Sure with a back catalogue hardly shy of old school dick swinging antics, he doesn’t scream ‘new masculinity’, but his willingness to do whatever the hell he pleases is hugely influential. It goes beyond the extravagant peacocking, it’s also the attitude that comes with it, one that made him a style-obsessed dandy even growing up in Harlem. “I do what the fuck I want,” he told Vogue, as he outlined his philosophy in style and life. Gender in his hands is malleable, to be made his own and tossed around as he pleases – he can swagger like an Alpha and the next minute be a gooey romantic, professing his desire for kids with his girlfriend Rihanna. You’d be hesitant to call him an outright feminist, but his willingness to leap beyond the male cliches within the rap game, while at the same time retaining the aspirational man-on-top vibe, feels important.
Now the flaws are obvious in this macho feminism concept. For instance, in threatening to beat the shit out of sexual harassers, are you simply reinforcing behaviours that may have led those men to feel they had a manly duty to intimidate others in the first place? How can someone with the sex, drugs, and crime fetishism of A$AP Rocky possibly be a progressive role model for younger men?
Yet, we live in an imperfect world. Perhaps such macho feminism is an effective way to bring more men into conversations that they don’t otherwise feel applies to them. Sometimes you have to speak the language of men as they are now, not what you would like them to be in the future. Changing behaviour, shaping new ways of thinking, are always going to be compromised, have complications, and of course pointing out hypocrisy is a new national sport on Twitter. However, new social mores and moralities are shaped not through think-tank reports recommending everyone suddenly do this, but through real people reworking how they do things in the real world. One where history, environment, family and genetics may well need a big effort to step over. A massive star like Pharrell Williams can come out and say ‘Blurred Lines’ was a mistake and then front out a new stance when it comes to women, one not cowed but encouraging and unifying: “Men, what would he world be like if women held all the highest positions worldwide?” he told US GQ, “Women are waking up every day, more and more, to the fact that they have the power…and there are lot of men who recognise their privilege and they use it for good. We have the ability if we can just galvanise for good. The only thing we got to do is balance the scales. We have to understand power. And who has it.”
You feel that this is the type of stirring male feminism that large amounts of men can get behind. It feels liberating, truly masculine in fact, because it is brave, not limiting, not forcing women back in their place, but getting everyone behind them. The most giving kind of leadership.

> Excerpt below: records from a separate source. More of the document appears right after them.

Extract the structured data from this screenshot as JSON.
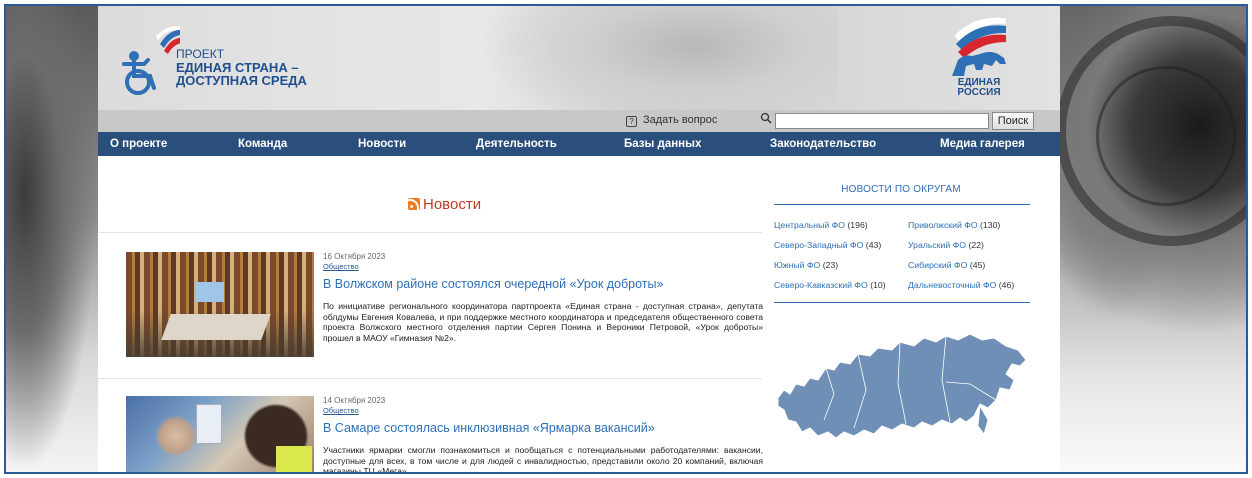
{
  "header": {
    "logo_left": {
      "line1": "ПРОЕКТ",
      "line2": "ЕДИНАЯ СТРАНА –",
      "line3": "ДОСТУПНАЯ СРЕДА"
    },
    "logo_right": {
      "line1": "ЕДИНАЯ",
      "line2": "РОССИЯ"
    }
  },
  "searchbar": {
    "ask_label": "Задать вопрос",
    "ask_icon_glyph": "?",
    "search_placeholder": "",
    "search_button": "Поиск"
  },
  "nav": {
    "items": [
      {
        "label": "О проекте"
      },
      {
        "label": "Команда"
      },
      {
        "label": "Новости"
      },
      {
        "label": "Деятельность"
      },
      {
        "label": "Базы данных"
      },
      {
        "label": "Законодательство"
      },
      {
        "label": "Медиа галерея"
      }
    ]
  },
  "main": {
    "section_title": "Новости",
    "articles": [
      {
        "date": "16 Октября 2023",
        "category": "Общество",
        "title": "В Волжском районе состоялся очередной «Урок доброты»",
        "body": "По инициативе регионального координатора партпроекта «Единая страна - доступная страна», депутата облдумы Евгения Ковалева, и при поддержке местного координатора и председателя общественного совета проекта Волжского местного отделения партии Сергея Понина и Вероники Петровой, «Урок доброты» прошел в МАОУ «Гимназия №2»."
      },
      {
        "date": "14 Октября 2023",
        "category": "Общество",
        "title": "В Самаре состоялась инклюзивная «Ярмарка вакансий»",
        "body": "Участники ярмарки смогли познакомиться и пообщаться с потенциальными работодателями: вакансии, доступные для всех, в том числе и для людей с инвалидностью, представили около 20 компаний, включая магазины ТЦ «Мега»."
      }
    ]
  },
  "sidebar": {
    "title": "НОВОСТИ ПО ОКРУГАМ",
    "districts": [
      {
        "name": "Центральный ФО",
        "count": "(196)"
      },
      {
        "name": "Приволжский ФО",
        "count": "(130)"
      },
      {
        "name": "Северо-Западный ФО",
        "count": "(43)"
      },
      {
        "name": "Уральский ФО",
        "count": "(22)"
      },
      {
        "name": "Южный ФО",
        "count": "(23)"
      },
      {
        "name": "Сибирский ФО",
        "count": "(45)"
      },
      {
        "name": "Северо-Кавказский ФО",
        "count": "(10)"
      },
      {
        "name": "Дальневосточный ФО",
        "count": "(46)"
      }
    ]
  },
  "colors": {
    "nav_bg": "#2b4f7d",
    "link_blue": "#2f6fb6",
    "news_title_red": "#c0392b",
    "map_fill": "#6f8fb7"
  },
  "icons": {
    "search": "magnifier-icon",
    "rss": "rss-icon",
    "question": "question-icon"
  }
}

There are other such leaders in the public eye sporting a macho feminism through fatherhood. The Rock is the most obvious example, an absolute beast of a human, basically a walking muscle with eyes wedged in the top. He has all the trappings of the ultimate Alpha, the private jet, the tequila company, the action hero roles. Yet he’s also soft as hell, posting about playing with his daughter, sharing his grief about lost family members, celebrating his female co-stars, championing women on his TV shows and deconstructing his own persona again and again to show he isn’t just some rock actually, just a big man who cares.
Again, it may seem vaguely ridiculous to expound Dwayne as a feminist icon, but in the long game of macho feminism, where new modes of being a man are introduced within a recognisable (and hench) framework, it’s important. You want your average guy in the street to be spending such time with his daughters, talking about his parents dying, championing the women in his life, dealing with his mental health issues openly.
Then there’s Ryan Reynolds, who knowingly plays off the frat-boy doofus side of being a man – ripped, foul-mouthed, very wrong – yet also delivers a feminist loveliness, apparently having banned his wife Blake Lively from calling their daughters ‘bossy’. Any parent will tell you that kind of sneaked in casual labelling does mess with kids’ heads, and is the kind of small but important difference which will help empower next generations of women.
Small changes exhibited by big men. Hell, it’s not the major academic re-think to change the world overnight, but it’s a promising cultural shift: from macho stars to macho feminist stars. Like the one from ‘what’s mental health?’ to ‘mental health matters’, it is a development over the last few years which suggests a positive future for us all…even if it takes a while.